Let’s back up a few years. Alex and Sylvia were married in late 1941. Alex was a union organizer for the New York City sanitation workers and for the Russian War Relief, a leftist anti-fascist organization. Even before he went into the Navy Alex traveled to various Hungarian communities around the United States. Alex visited these communities to raise money and support for the Russian War Relief and for the Hungarian paper he worked for (and would become Managing Editor of in the 1950s) called Magyar Szo. This translates to “Hungarian word.” This is a letter that Alex typed to Sylvia on June 2, 1942. I think it captures his humor and interesting use of the English language.
This letter was sent to “Ms. Sylvia Kotin Rosner” at “East 31st Street.” Kotin was Sylvia’s maiden name. I think that his inclusion of this name on the envelope speaks to Alex’s progressive ideology and belief in equality. Maybe I’m reading too much into this envelope but in a world where people still might call me “Mrs. Husband’s-First-Name Husband’s-Last-Name” I can’t help but think that Alex included Sylvia’s maiden name deliberately. (Then, take note that the letter begins “Dear Woman” and ends with a joke that he is faithful “perhaps because no woman wants to start out with an old married man.”)

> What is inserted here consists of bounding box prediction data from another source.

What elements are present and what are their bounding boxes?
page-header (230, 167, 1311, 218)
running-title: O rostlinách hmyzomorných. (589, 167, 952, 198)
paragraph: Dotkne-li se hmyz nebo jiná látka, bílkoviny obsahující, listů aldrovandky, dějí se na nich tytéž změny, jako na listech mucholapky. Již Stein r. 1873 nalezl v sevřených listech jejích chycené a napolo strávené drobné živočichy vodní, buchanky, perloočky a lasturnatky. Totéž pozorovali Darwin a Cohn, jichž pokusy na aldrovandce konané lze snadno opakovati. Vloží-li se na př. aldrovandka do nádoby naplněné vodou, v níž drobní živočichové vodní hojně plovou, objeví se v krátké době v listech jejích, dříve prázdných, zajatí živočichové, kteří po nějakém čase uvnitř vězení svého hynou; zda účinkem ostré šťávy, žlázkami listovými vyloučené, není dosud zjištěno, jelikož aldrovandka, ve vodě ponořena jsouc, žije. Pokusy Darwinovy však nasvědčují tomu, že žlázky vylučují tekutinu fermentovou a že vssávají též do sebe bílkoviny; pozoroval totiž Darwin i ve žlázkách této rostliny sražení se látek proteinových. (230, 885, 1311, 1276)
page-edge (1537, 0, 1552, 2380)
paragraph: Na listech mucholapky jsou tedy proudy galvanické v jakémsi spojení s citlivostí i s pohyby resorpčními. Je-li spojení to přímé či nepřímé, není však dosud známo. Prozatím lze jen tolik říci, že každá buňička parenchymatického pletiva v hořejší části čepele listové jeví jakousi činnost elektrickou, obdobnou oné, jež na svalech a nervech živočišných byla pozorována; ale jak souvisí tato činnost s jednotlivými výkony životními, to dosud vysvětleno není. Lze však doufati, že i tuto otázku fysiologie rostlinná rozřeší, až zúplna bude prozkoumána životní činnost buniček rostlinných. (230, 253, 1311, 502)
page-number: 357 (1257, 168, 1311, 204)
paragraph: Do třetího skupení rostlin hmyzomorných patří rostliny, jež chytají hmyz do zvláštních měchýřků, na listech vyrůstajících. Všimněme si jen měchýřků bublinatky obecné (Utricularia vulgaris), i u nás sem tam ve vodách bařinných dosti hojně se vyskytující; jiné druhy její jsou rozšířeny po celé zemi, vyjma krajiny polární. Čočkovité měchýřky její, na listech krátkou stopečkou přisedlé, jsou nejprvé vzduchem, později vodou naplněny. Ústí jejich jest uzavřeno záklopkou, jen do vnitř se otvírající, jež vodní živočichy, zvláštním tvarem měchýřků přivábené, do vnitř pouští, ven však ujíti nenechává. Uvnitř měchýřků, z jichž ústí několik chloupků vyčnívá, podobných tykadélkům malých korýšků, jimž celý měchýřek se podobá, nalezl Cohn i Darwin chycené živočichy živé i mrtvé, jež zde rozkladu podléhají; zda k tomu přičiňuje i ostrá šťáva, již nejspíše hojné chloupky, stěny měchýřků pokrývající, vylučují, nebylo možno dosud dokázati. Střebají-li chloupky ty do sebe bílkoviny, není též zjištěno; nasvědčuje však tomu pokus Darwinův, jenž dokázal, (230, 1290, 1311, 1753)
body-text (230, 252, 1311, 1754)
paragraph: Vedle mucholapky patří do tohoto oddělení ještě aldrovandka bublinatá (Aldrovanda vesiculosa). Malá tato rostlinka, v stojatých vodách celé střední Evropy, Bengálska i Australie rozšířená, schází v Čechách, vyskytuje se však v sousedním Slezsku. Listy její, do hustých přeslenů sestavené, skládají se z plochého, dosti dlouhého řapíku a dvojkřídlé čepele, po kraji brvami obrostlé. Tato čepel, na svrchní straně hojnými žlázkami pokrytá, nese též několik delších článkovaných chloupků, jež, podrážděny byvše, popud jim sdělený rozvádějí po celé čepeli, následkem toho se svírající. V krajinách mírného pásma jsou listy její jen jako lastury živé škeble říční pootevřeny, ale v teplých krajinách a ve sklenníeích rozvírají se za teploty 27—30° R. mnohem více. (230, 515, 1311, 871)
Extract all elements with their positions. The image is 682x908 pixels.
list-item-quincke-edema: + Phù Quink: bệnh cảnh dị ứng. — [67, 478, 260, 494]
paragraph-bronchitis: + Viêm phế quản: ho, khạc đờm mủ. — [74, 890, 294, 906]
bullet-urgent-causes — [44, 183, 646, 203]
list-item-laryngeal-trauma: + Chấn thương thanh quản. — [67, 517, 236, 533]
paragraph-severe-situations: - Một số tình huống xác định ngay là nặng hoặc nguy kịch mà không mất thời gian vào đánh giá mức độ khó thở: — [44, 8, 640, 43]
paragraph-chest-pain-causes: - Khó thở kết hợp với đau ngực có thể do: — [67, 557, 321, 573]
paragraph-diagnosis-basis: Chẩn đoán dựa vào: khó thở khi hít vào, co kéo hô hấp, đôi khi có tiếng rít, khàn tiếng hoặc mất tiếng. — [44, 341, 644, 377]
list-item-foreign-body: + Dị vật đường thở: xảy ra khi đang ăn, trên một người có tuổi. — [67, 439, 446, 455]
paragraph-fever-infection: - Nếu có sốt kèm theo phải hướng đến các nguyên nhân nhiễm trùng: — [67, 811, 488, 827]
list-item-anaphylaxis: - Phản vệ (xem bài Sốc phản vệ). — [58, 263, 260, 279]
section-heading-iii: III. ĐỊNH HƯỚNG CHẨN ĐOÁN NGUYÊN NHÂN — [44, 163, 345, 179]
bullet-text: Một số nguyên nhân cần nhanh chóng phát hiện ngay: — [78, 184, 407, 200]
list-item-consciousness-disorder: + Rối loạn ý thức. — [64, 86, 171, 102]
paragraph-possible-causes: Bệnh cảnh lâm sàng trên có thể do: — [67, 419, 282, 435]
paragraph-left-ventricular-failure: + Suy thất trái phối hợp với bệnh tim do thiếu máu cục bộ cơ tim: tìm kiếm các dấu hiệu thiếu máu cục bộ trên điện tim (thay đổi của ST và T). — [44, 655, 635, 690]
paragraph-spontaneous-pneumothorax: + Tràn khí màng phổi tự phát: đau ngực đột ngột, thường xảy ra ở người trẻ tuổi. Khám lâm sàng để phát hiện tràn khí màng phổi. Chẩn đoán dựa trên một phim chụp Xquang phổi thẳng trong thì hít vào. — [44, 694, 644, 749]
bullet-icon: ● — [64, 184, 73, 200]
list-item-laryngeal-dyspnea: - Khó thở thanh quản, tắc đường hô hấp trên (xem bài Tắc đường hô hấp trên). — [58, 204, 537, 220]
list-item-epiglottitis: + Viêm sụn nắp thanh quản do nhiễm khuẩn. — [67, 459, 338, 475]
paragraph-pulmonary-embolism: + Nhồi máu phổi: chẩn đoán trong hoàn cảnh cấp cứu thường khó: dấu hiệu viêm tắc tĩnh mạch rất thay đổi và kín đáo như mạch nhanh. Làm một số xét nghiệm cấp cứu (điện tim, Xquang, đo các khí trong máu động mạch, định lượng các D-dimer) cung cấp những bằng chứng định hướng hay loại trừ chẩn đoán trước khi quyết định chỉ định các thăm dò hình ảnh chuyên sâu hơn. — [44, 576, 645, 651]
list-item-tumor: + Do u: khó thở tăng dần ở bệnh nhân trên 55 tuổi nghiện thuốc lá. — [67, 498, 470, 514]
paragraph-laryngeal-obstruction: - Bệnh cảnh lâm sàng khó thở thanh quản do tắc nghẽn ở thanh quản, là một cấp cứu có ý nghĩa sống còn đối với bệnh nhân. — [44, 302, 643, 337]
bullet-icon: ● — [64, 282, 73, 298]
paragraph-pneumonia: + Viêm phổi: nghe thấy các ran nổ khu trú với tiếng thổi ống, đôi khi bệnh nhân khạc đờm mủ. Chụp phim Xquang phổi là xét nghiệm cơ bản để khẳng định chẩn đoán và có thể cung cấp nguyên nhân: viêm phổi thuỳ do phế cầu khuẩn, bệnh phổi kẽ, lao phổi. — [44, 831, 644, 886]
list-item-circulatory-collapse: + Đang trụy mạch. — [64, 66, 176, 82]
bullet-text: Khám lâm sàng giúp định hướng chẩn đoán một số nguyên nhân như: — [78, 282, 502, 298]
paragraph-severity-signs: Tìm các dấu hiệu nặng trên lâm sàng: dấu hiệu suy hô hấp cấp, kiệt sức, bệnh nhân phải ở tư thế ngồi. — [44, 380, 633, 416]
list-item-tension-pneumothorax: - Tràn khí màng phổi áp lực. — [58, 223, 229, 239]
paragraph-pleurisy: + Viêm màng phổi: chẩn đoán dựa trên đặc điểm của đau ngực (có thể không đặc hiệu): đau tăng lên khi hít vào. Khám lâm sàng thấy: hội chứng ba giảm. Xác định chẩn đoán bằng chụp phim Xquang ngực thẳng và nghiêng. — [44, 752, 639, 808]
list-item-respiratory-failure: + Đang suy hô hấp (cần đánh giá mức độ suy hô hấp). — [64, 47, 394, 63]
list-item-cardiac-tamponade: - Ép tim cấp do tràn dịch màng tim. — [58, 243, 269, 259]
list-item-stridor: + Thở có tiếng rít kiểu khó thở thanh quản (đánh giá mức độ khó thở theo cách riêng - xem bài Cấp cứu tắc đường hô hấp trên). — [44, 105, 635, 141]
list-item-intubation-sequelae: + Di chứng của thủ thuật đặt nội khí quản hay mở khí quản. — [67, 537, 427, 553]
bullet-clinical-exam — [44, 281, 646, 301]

Part two of my analysis of the envelope: A number of letters and stationary contain the address E. 31st Street. As of yet, no one in the family recalls them living there or knows anything about what the living situation before Brooklyn might have been. There are a number of these kinds of “discrepancies” scattered throughout the letters. This brings me to a point that I must address; the gap between written and oral history. This subject was bound to come up, as I am a recent graduate of Columbia University’s Oral History MA Program.
So often we trust only what is written about the past. Putting pen to paper seems to give infallible authority to opinions while the spoken word gets all kinds of flack. But we need only look at examples of the name changes at Ellis Island, or the dated and prejudiced categories in the US Census, or the poorly transcribed interview to see how easily so-called objective history can be fudged, misread, and outright misleading. My whole life we celebrated my grandpa’s birthday on March 17th, the day before my own. Just today my aunt sent me his identification card and it states that his birthday is March 16th. Was the ID card right and my grandfather wrong about his own birthday?
This blog is the product of written documents and living, oral sources (aka family members). I’m not out to reconcile them or force one to fit the other. I don’t believe I can figure out a “truth.” The truth, like history, is a living and ever-changing thing. My reading of these letters changes them, changes our family myth and changes their meaning. It changes how I see someone whom I felt I knew very well, but it doesn’t make my “truth” of who Alex was defunct.
Okay, this topic will have to be revisited. Here’s the letter!
“Here is a clipping from one of the local papers, I wonder whether you will like the fact that I took the picture with the gorgeous looking dame, but what can you do when people think that only a prettygirl attracts attention.
Well it is only one day from that fateful meeting night and let us hope that the think will come off as we wish is [sic]. I know it must be hard on you to be all this time without a man, but we will make up for it shortly. Or are you? (I am kidding) …
…Incidentally we had a fine collection in Mich. and I think I made on of the finest speeches in my life, of course I prepared myself, and I was the big shot, in small town so I really had give my best. [six] …
…Yes, I am typing this letter, don’t you recognize my scatter brains? It is because there is so much to tell you and so little time for it. And I have a tremendous weakness for the pen.”